In December 2023, the FASB issued ASU 2023-09, Income Taxes(Topic 740): Improvements to Income Tax Disclosures. The amended guidance enhances income tax disclosures primarily related to the effective tax rate reconciliation and income taxes paid information. This guidance requires disclosure of specific categories in the effective tax rate reconciliation and further information on reconciling items meeting a quantitative threshold. In addition, the amended guidance requires disaggregating income taxes paid (net of refunds received) by federal, state, and foreign taxes. It also requires disaggregating individual jurisdictions in which income taxes paid (net of refunds received) is equal to or greater than five percent of total income taxes paid (net of refunds received). The amended guidance will be effective for our fiscal year beginning August 1, 2025. The guidance can be applied either prospectively or retrospectively. We are currently in the process of evaluating the impact this amended guidance may have on the footnotes to our consolidated financial statements.

 

In November 2023, FASB issued ASU No. 2023-07, Segment Reporting (Topic 280): Improvements to Reportable Segment Disclosures (ASU 2023-07), which requires an enhanced disclosure of significant segment expenses on an annual and interim basis. This guidance will be effective for our annual period ending July 31, 2026 and our interim periods beginning August 1, 2025. Early adoption is permitted.

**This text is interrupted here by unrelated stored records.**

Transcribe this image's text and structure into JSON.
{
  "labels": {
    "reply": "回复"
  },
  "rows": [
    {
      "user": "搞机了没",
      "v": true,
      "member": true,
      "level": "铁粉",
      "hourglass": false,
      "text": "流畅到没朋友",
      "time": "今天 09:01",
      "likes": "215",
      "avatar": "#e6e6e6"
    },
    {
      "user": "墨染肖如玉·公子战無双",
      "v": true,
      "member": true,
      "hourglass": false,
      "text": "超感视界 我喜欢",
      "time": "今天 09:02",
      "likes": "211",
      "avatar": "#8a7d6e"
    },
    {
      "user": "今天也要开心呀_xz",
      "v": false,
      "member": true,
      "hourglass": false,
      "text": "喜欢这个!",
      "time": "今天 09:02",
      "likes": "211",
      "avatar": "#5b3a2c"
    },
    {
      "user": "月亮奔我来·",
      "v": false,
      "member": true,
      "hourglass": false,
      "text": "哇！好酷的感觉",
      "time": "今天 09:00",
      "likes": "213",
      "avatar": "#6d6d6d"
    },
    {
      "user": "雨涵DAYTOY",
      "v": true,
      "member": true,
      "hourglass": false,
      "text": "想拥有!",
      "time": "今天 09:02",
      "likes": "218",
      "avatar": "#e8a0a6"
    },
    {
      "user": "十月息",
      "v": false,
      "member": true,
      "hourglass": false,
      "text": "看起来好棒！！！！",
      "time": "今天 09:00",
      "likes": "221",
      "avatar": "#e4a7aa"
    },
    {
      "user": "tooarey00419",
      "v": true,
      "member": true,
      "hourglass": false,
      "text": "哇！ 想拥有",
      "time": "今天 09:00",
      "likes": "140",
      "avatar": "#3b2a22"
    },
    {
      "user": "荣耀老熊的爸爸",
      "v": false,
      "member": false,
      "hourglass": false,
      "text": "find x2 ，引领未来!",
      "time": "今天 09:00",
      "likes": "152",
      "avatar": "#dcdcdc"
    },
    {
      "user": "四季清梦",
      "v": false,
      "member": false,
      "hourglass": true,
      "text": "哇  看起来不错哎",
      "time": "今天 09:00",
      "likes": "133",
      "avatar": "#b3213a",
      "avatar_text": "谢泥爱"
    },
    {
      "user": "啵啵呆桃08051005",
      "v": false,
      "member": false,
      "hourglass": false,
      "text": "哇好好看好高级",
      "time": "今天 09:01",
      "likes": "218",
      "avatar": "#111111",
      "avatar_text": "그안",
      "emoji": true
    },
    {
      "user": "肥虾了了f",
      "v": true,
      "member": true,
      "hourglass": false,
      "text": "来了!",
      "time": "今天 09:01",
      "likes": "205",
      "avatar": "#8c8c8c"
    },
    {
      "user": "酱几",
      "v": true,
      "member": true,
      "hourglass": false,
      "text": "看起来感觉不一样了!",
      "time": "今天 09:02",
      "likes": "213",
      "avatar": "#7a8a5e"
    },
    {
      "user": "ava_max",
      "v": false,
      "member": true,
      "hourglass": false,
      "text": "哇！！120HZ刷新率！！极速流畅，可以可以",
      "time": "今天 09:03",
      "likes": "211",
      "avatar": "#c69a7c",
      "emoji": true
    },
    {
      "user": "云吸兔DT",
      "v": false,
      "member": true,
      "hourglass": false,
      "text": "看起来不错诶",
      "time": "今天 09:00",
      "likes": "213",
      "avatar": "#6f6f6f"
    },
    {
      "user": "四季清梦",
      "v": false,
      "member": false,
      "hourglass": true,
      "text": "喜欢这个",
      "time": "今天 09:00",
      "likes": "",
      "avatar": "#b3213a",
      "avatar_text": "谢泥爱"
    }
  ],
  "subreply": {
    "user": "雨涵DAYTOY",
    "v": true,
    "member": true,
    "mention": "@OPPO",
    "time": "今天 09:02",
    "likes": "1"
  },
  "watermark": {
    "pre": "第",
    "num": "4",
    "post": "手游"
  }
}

Upon adoption, we expect the guidance will be applied retrospectively to all prior periods presented in the consolidated financial statements. We do not expect the adoption of this guidance to have a material impact on our consolidated financial statements.

 

We reviewed all other recently issued accounting pronouncements and have concluded they are not applicable or not expected to be significant to the accounting for our operations.

 

Reclassification

 

Certain prior period amounts have been reclassified to conform to the current period presentation. These reclassifications had no effect on the reported results of operations.